After seeing the surgeon again since my last appointment... we scheduled my hysterectomy. I will keep my ovaries and the uterus and cervix will be gone. They use the Da Vinci machine which is a robot basically assisted by the surgeon. the recovery is fast and almost painless.. which eases my mind with 2 small kids running around. i would stay in the hospital over night. only internal stitches, i will be up and walking around with out pain meds in a week. they say take it easy for 4 weeks, no lifting, no exercising etc... but i think thats all managable! im usually down and out for a week every month anyway.

August 5th 2010.. thats the date. Im excited to finally have all this pain gone!! i cant even imagine what that is like... have the SET date makes it real. the best part?? when i travel back to NY in October i wont have to worry about ANY of those problems!! hallelujah!! this is how i feel most of the time when i think about getting this procedure done.. happy and excited with a tinge of anxious and nervousness...

but then.. DUN DUN DUN.... the internet.

UGH! why do i look on the internet!!!??

all these horrible horrific stories about how women wish they never did it. no sex drive. it ruined thier life. taking your uterus is suicide. anyone who gets a hysterectomy who doesnt have cancer is a moron. just on and on and on. yes u run across a few.." best thing i ever did" stories .. but they are few and far between. . . my goodness!

then i keep telling myself.. well u wont have to deal with menopause because youre keeping ovaries... then i see... my ovaries failed 3 months after my hysterectomy my life sucks.
okay wow. am i ready to handle that if it happens to me?

i think i need to stay off the internet and continue to trust God with this issue.

Friends and Family who know me and my situation have described this as a blessing in disguise. even Brian tells me i should be excited to have all this fixed!

But i still cant get those messages out of my head. all those horror stories.

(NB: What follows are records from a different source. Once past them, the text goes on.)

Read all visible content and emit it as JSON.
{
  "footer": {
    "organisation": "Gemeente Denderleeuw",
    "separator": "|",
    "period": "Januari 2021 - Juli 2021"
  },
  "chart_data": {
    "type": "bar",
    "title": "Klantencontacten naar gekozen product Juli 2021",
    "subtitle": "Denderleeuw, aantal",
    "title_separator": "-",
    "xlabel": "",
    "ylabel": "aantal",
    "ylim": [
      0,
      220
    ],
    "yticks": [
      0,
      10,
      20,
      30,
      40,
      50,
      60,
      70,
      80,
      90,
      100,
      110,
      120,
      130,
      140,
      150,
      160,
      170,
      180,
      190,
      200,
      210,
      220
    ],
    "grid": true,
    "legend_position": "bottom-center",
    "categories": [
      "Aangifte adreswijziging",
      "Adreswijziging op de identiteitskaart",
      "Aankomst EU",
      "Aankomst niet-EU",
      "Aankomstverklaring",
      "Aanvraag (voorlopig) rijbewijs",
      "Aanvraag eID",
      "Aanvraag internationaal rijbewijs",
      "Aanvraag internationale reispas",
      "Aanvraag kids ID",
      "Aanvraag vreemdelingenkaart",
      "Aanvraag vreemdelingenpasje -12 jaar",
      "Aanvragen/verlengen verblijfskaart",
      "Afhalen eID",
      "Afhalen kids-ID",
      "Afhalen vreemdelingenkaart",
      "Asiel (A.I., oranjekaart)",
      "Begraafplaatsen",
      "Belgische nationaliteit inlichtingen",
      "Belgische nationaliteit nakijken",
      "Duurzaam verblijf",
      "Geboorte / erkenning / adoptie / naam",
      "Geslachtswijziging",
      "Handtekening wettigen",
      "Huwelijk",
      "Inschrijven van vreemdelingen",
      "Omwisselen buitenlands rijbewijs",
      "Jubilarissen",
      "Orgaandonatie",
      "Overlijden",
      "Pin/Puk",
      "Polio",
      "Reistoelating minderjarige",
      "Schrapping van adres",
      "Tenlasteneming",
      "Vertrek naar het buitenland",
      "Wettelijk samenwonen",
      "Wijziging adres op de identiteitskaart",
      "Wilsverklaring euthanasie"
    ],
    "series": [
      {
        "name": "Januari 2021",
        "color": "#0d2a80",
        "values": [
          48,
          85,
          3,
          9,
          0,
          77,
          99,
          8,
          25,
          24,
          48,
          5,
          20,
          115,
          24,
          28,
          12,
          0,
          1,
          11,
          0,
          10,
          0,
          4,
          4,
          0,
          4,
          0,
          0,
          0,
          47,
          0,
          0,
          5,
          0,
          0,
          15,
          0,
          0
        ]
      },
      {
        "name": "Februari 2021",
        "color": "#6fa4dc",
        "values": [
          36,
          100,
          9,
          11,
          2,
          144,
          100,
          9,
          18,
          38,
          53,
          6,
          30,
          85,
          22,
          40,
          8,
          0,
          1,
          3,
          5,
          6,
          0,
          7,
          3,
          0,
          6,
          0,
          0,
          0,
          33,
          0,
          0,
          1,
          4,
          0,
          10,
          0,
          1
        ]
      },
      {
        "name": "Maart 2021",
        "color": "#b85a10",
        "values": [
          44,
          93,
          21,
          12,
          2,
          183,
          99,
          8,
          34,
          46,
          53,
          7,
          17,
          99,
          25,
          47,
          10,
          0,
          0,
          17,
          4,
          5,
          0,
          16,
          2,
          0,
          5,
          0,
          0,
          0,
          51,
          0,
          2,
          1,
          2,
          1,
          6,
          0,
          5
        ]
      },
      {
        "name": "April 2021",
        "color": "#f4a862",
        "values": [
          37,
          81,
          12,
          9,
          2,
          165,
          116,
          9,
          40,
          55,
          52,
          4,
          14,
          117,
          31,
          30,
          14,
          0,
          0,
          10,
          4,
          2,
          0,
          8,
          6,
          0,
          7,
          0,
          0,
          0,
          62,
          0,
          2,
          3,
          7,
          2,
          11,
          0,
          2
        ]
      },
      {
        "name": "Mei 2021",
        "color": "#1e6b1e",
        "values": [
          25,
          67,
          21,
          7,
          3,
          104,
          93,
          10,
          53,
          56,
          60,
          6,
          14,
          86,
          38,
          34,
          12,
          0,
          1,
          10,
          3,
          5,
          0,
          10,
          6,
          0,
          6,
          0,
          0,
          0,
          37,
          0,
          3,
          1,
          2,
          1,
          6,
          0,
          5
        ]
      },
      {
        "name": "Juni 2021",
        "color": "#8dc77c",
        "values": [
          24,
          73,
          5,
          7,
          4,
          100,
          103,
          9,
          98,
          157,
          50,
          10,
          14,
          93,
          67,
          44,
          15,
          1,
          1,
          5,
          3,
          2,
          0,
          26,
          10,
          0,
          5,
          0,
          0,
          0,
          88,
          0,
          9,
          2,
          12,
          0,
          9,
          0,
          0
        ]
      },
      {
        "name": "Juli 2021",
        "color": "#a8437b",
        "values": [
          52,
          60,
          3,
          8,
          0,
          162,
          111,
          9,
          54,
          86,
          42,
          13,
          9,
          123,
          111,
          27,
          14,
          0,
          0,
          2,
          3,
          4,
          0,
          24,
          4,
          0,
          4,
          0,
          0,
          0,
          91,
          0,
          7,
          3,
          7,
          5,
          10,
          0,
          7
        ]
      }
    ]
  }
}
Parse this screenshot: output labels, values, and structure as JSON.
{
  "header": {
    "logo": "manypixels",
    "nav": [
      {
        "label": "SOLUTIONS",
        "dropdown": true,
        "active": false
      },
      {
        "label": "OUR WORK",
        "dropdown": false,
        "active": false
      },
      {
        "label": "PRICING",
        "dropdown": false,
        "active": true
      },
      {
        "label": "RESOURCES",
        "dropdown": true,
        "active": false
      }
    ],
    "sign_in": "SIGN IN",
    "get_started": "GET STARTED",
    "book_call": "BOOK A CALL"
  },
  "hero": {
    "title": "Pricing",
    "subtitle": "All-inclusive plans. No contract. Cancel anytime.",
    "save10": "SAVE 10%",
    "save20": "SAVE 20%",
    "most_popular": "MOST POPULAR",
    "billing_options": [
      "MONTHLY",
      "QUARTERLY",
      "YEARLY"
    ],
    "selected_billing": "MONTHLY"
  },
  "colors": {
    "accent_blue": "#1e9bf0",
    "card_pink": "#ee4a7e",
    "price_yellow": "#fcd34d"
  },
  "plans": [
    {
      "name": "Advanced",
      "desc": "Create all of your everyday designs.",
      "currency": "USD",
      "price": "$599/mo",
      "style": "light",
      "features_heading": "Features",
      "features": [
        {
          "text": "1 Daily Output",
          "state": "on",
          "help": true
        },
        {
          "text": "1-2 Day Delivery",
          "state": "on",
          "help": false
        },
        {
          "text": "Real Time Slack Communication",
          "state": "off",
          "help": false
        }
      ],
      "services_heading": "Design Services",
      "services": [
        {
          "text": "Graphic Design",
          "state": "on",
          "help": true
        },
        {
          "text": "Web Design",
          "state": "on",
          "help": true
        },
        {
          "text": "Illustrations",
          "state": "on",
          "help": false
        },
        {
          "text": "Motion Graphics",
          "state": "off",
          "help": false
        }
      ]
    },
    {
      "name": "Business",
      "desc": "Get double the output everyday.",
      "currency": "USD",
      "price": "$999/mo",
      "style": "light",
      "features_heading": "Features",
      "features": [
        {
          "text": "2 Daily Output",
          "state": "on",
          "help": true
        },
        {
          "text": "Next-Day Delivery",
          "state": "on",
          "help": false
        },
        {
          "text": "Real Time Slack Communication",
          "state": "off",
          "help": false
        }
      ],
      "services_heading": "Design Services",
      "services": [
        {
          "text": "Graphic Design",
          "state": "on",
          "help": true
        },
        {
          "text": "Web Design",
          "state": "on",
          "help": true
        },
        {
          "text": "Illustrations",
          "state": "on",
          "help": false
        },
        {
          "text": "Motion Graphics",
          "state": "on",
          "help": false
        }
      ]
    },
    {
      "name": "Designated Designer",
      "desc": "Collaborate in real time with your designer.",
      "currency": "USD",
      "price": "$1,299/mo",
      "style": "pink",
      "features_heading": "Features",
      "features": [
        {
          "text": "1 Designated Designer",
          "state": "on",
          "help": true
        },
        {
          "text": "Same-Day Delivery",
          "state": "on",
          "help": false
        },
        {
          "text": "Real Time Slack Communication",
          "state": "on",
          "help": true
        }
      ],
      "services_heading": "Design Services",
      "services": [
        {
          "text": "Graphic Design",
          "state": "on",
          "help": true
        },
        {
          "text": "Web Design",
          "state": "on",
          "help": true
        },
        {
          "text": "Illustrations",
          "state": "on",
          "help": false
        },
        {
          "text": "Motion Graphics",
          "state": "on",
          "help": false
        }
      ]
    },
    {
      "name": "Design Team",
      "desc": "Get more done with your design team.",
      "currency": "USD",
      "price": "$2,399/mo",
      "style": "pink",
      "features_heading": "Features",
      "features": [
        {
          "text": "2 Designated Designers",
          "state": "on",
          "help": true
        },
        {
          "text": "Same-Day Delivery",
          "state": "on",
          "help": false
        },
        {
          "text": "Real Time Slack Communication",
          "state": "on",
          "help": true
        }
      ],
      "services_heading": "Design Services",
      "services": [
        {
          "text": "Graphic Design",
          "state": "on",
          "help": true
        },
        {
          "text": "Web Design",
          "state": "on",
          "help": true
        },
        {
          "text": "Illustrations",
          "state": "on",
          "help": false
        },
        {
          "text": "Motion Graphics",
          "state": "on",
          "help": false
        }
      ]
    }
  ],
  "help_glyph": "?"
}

But with all the pain that i endure around the clock.. not just 1 week out of the month... i cant imagine it being worse that what i endure now.

If i go into early menopause then so be it.. i mean.. i already am hot all the time and am moody as hell .. maybe it would straighten me out LOL!

i know that its good to look at all the good and all the bad. and in my situation i feel like the good outweight the bad 110%.. but these people on the internet.. scare the caca outta me!!!



Good Grief Charlie Brown!


Thats kind of where our family is at right now. I hope we are up to date!! LOL Ill keep up with my "hysterectomy story" as it progresses. I even told brian i want him to record me before and after i have it lol. we'll see if it really happens.. but i always want to know what i look/sound like after drugs and surgery :)

I hope you have a wonderful week and that your life is being blessed to the fullest!